Jagi is by far the most heartless of all of Kenshiro's villains. At first he was a stupid loudmouth punk who fought dirty and occasionally had to shoot a guy to make a point. Murdering an innocent child by chaining a cinderblock to his leg and leaving him in the middle of the desert to die was what pushed him over the Moral Event Horizon. With a nuclear-powered bulldozer. He also murdered Rei's family, kidnapped Rei's sister Airi on her wedding day, and sold her into sex-slavery with the Fang Clan. He then manipulated Kenshiro's best friend, Shin, into kidnapping Yuria due to his jealousy and unrequited love, which led to the mind-scarring event of Kenshiro seeing Yuria taken away from him, being betrayed by his best friend, and getting his seven scars. Just like Kenshiro said, hell is too good for him.
There's Amiba, a Mad Scientist with Hokuto Shinken who conducts horrible experiments (based on Unit 731) on peoples' pressure points, often making them explode quite gorily. He doesn't even show remorse when conducting these experiments on children and impersonating a good man like Toki to destroy his name. Why? Because Toki slapped him once, and not even deliberately at that — he rushed past Amiba, and his hand brushed Amiba's face without Toki noticing.

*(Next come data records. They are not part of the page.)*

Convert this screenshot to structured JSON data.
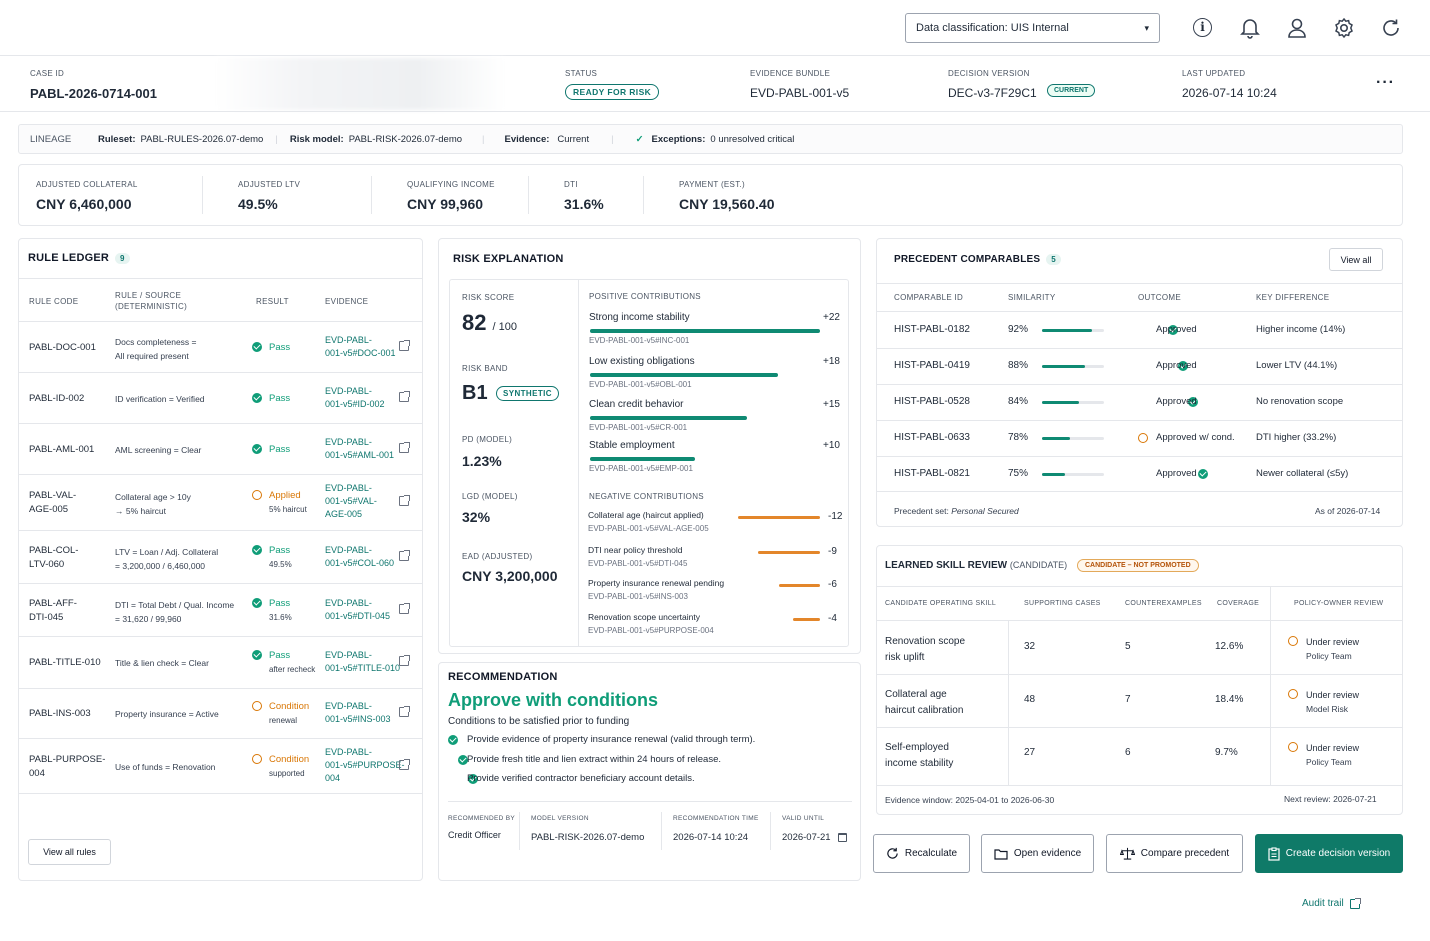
{
  "top": {
    "classification": "Data classification: UIS Internal"
  },
  "case": {
    "id_label": "CASE ID",
    "id": "PABL-2026-0714-001",
    "status_label": "STATUS",
    "status": "READY FOR RISK",
    "bundle_label": "EVIDENCE BUNDLE",
    "bundle": "EVD-PABL-001-v5",
    "version_label": "DECISION VERSION",
    "version": "DEC-v3-7F29C1",
    "version_badge": "CURRENT",
    "updated_label": "LAST UPDATED",
    "updated": "2026-07-14 10:24"
  },
  "lineage": {
    "label": "LINEAGE",
    "ruleset_label": "Ruleset:",
    "ruleset": "PABL-RULES-2026.07-demo",
    "risk_label": "Risk model:",
    "risk": "PABL-RISK-2026.07-demo",
    "evidence_label": "Evidence:",
    "evidence": "Current",
    "exceptions_label": "Exceptions:",
    "exceptions": "0 unresolved critical"
  },
  "metrics": [
    {
      "label": "ADJUSTED COLLATERAL",
      "value": "CNY 6,460,000"
    },
    {
      "label": "ADJUSTED LTV",
      "value": "49.5%"
    },
    {
      "label": "QUALIFYING INCOME",
      "value": "CNY 99,960"
    },
    {
      "label": "DTI",
      "value": "31.6%"
    },
    {
      "label": "PAYMENT (EST.)",
      "value": "CNY 19,560.40"
    }
  ],
  "ledger": {
    "title": "RULE LEDGER",
    "count": "9",
    "col_code": "RULE CODE",
    "col_rule": "RULE / SOURCE",
    "col_rule2": "(DETERMINISTIC)",
    "col_result": "RESULT",
    "col_evidence": "EVIDENCE",
    "rows": [
      {
        "code1": "PABL-DOC-001",
        "code2": "",
        "rule1": "Docs completeness =",
        "rule2": "All required present",
        "result": "Pass",
        "sub": "",
        "ev1": "EVD-PABL-",
        "ev2": "001-v5#DOC-001",
        "ev3": ""
      },
      {
        "code1": "PABL-ID-002",
        "code2": "",
        "rule1": "ID verification = Verified",
        "rule2": "",
        "result": "Pass",
        "sub": "",
        "ev1": "EVD-PABL-",
        "ev2": "001-v5#ID-002",
        "ev3": ""
      },
      {
        "code1": "PABL-AML-001",
        "code2": "",
        "rule1": "AML screening = Clear",
        "rule2": "",
        "result": "Pass",
        "sub": "",
        "ev1": "EVD-PABL-",
        "ev2": "001-v5#AML-001",
        "ev3": ""
      },
      {
        "code1": "PABL-VAL-",
        "code2": "AGE-005",
        "rule1": "Collateral age > 10y",
        "rule2": "→ 5% haircut",
        "result": "Applied",
        "sub": "5% haircut",
        "ev1": "EVD-PABL-",
        "ev2": "001-v5#VAL-",
        "ev3": "AGE-005"
      },
      {
        "code1": "PABL-COL-",
        "code2": "LTV-060",
        "rule1": "LTV = Loan / Adj. Collateral",
        "rule2": "= 3,200,000 / 6,460,000",
        "result": "Pass",
        "sub": "49.5%",
        "ev1": "EVD-PABL-",
        "ev2": "001-v5#COL-060",
        "ev3": ""
      },
      {
        "code1": "PABL-AFF-",
        "code2": "DTI-045",
        "rule1": "DTI = Total Debt / Qual. Income",
        "rule2": "= 31,620 / 99,960",
        "result": "Pass",
        "sub": "31.6%",
        "ev1": "EVD-PABL-",
        "ev2": "001-v5#DTI-045",
        "ev3": ""
      },
      {
        "code1": "PABL-TITLE-010",
        "code2": "",
        "rule1": "Title & lien check = Clear",
        "rule2": "",
        "result": "Pass",
        "sub": "after recheck",
        "ev1": "EVD-PABL-",
        "ev2": "001-v5#TITLE-010",
        "ev3": ""
      },
      {
        "code1": "PABL-INS-003",
        "code2": "",
        "rule1": "Property insurance = Active",
        "rule2": "",
        "result": "Condition",
        "sub": "renewal",
        "ev1": "EVD-PABL-",
        "ev2": "001-v5#INS-003",
        "ev3": ""
      },
      {
        "code1": "PABL-PURPOSE-",
        "code2": "004",
        "rule1": "Use of funds = Renovation",
        "rule2": "",
        "result": "Condition",
        "sub": "supported",
        "ev1": "EVD-PABL-",
        "ev2": "001-v5#PURPOSE-",
        "ev3": "004"
      }
    ],
    "view_all": "View all rules"
  },
  "risk": {
    "title": "RISK EXPLANATION",
    "score_label": "RISK SCORE",
    "score": "82",
    "score_max": "/ 100",
    "band_label": "RISK BAND",
    "band": "B1",
    "band_badge": "SYNTHETIC",
    "pd_label": "PD (MODEL)",
    "pd": "1.23%",
    "lgd_label": "LGD (MODEL)",
    "lgd": "32%",
    "ead_label": "EAD (ADJUSTED)",
    "ead": "CNY 3,200,000",
    "pos_title": "POSITIVE CONTRIBUTIONS",
    "positive": [
      {
        "name": "Strong income stability",
        "value": "+22",
        "ref": "EVD-PABL-001-v5#INC-001",
        "magnitude": 22
      },
      {
        "name": "Low existing obligations",
        "value": "+18",
        "ref": "EVD-PABL-001-v5#OBL-001",
        "magnitude": 18
      },
      {
        "name": "Clean credit behavior",
        "value": "+15",
        "ref": "EVD-PABL-001-v5#CR-001",
        "magnitude": 15
      },
      {
        "name": "Stable employment",
        "value": "+10",
        "ref": "EVD-PABL-001-v5#EMP-001",
        "magnitude": 10
      }
    ],
    "neg_title": "NEGATIVE CONTRIBUTIONS",
    "negative": [
      {
        "name": "Collateral age (haircut applied)",
        "value": "-12",
        "ref": "EVD-PABL-001-v5#VAL-AGE-005",
        "magnitude": 12
      },
      {
        "name": "DTI near policy threshold",
        "value": "-9",
        "ref": "EVD-PABL-001-v5#DTI-045",
        "magnitude": 9
      },
      {
        "name": "Property insurance renewal pending",
        "value": "-6",
        "ref": "EVD-PABL-001-v5#INS-003",
        "magnitude": 6
      },
      {
        "name": "Renovation scope uncertainty",
        "value": "-4",
        "ref": "EVD-PABL-001-v5#PURPOSE-004",
        "magnitude": 4
      }
    ]
  },
  "recommendation": {
    "title": "RECOMMENDATION",
    "headline": "Approve with conditions",
    "subtitle": "Conditions to be satisfied prior to funding",
    "conditions": [
      "Provide evidence of property insurance renewal (valid through term).",
      "Provide fresh title and lien extract within 24 hours of release.",
      "Provide verified contractor beneficiary account details."
    ],
    "by_label": "RECOMMENDED BY",
    "by": "Credit Officer",
    "model_label": "MODEL VERSION",
    "model": "PABL-RISK-2026.07-demo",
    "time_label": "RECOMMENDATION TIME",
    "time": "2026-07-14 10:24",
    "valid_label": "VALID UNTIL",
    "valid": "2026-07-21"
  },
  "precedents": {
    "title": "PRECEDENT COMPARABLES",
    "count": "5",
    "view_all": "View all",
    "col_id": "COMPARABLE ID",
    "col_sim": "SIMILARITY",
    "col_outcome": "OUTCOME",
    "col_diff": "KEY DIFFERENCE",
    "rows": [
      {
        "id": "HIST-PABL-0182",
        "sim": "92%",
        "sim_value": 92,
        "outcome": "Approved",
        "status": "ok",
        "diff": "Higher income (14%)"
      },
      {
        "id": "HIST-PABL-0419",
        "sim": "88%",
        "sim_value": 88,
        "outcome": "Approved",
        "status": "ok",
        "diff": "Lower LTV (44.1%)"
      },
      {
        "id": "HIST-PABL-0528",
        "sim": "84%",
        "sim_value": 84,
        "outcome": "Approved",
        "status": "ok",
        "diff": "No renovation scope"
      },
      {
        "id": "HIST-PABL-0633",
        "sim": "78%",
        "sim_value": 78,
        "outcome": "Approved w/ cond.",
        "status": "warn",
        "diff": "DTI higher (33.2%)"
      },
      {
        "id": "HIST-PABL-0821",
        "sim": "75%",
        "sim_value": 75,
        "outcome": "Approved",
        "status": "ok",
        "diff": "Newer collateral (≤5y)"
      }
    ],
    "set_label": "Precedent set:",
    "set": "Personal Secured",
    "as_of": "As of 2026-07-14"
  },
  "skills": {
    "title": "LEARNED SKILL REVIEW",
    "subtitle": "(CANDIDATE)",
    "badge": "CANDIDATE – NOT PROMOTED",
    "col_skill": "CANDIDATE OPERATING SKILL",
    "col_support": "SUPPORTING CASES",
    "col_counter": "COUNTEREXAMPLES",
    "col_cov": "COVERAGE",
    "col_review": "POLICY-OWNER REVIEW",
    "rows": [
      {
        "skill1": "Renovation scope",
        "skill2": "risk uplift",
        "support": "32",
        "counter": "5",
        "coverage": "12.6%",
        "review": "Under review",
        "owner": "Policy Team"
      },
      {
        "skill1": "Collateral age",
        "skill2": "haircut calibration",
        "support": "48",
        "counter": "7",
        "coverage": "18.4%",
        "review": "Under review",
        "owner": "Model Risk"
      },
      {
        "skill1": "Self-employed",
        "skill2": "income stability",
        "support": "27",
        "counter": "6",
        "coverage": "9.7%",
        "review": "Under review",
        "owner": "Policy Team"
      }
    ],
    "window": "Evidence window: 2025-04-01 to 2026-06-30",
    "next": "Next review: 2026-07-21"
  },
  "actions": {
    "recalc": "Recalculate",
    "open": "Open evidence",
    "compare": "Compare precedent",
    "create": "Create decision version",
    "audit": "Audit trail"
  },
  "colors": {
    "accent": "#0f766e",
    "warn": "#d97706",
    "primary_btn": "#0f7a68"
  }
}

Emperor Souther is an example of a villain whose Freudian Excuse doesn't even BEGIN to overwrite his atrocities or explain anything. Souther runs a brutal empire that enslaves thousands of innocent children and works them to death. He poisons supplies he knows the rebellion will steal and throws himself huge banquets, eats a small plate, and destroys the rest, all for the sick glee of watching the starving slaves suffer. His old friend Shu, the rebellion's leader? Souther forces him, with cut tendons, to make his way up an enormous pyramid holding the enormous stone cap piece meant to finish it...if he drops it, every single slave will die; and if anyone helps him, Souther tells them their families will be executed. And then, once Shu finally does make it to the top of that pyramid? The bastard orders his archers to put arrows into him, and then finishes him off with a thrown spear. To say that Kenshiro was utterlypissed at this is quite the understatement. And the Freudian Excuse in question? Because he was forced to kill his beloved master to master the Nanto Ho'ou Ken. The amount of grief he experienced was so much that he swore to never love and became as much as a bastard as he can. Gee, you'd think he'd try to man up rather than just run off from challenges of the grief coming with love like that.

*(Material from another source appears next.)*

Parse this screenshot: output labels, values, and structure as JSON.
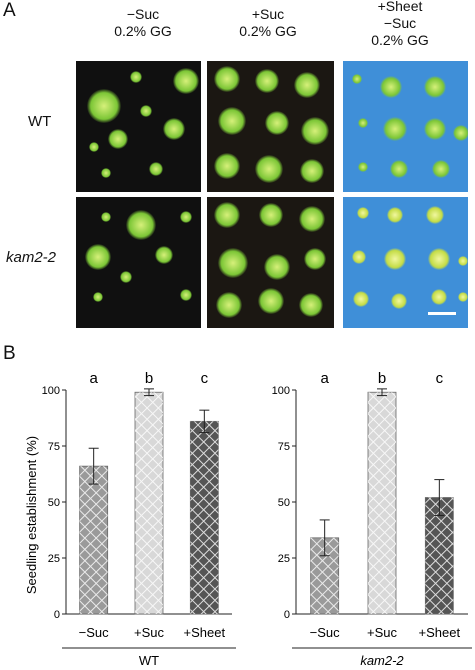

Abida, one of Raoh's former subordinates, had his soldiers play cruel games on the villagers (since Raoh was gone) who he would hand-pick between big gulps of alcohol. Namely, him and his child-like underling Gonzu would chain giant rings on the villagers' waists and swing them as far as they could to see who could throw them the farthest.
Jackal, a biker based off Toecutter from "Mad Max." Jackal takes over an orphanage village for its supplies, yet even after the orphans and their caretaker are subdued, Jackal feels the need to sadistically kill them. Jackal purposefully gives the old lady a mortal stab wound, just so she could live long enough to watch one of the orphans hanged by his men. Later, Jackal manipulates a giant convict to become his pawn to fight Kenshiro.
Hiruka, a minion of Raoh. His crimes include: Having his men whip captured orphans, throwing his own two biological sons into an agonizing death in quicksand just to get Fudoh. It's made clear he enjoys all of this.
Targel, an underling of Uighur, is distinctive in that despite being a filler character and therefore only showing up for one episode, manages to cruelly murder three innocent people during his brief screentime. Specifically, a martial artist (in front of his wife no less), and a Cassandra prisoner known as Bella (along with her elderly mother).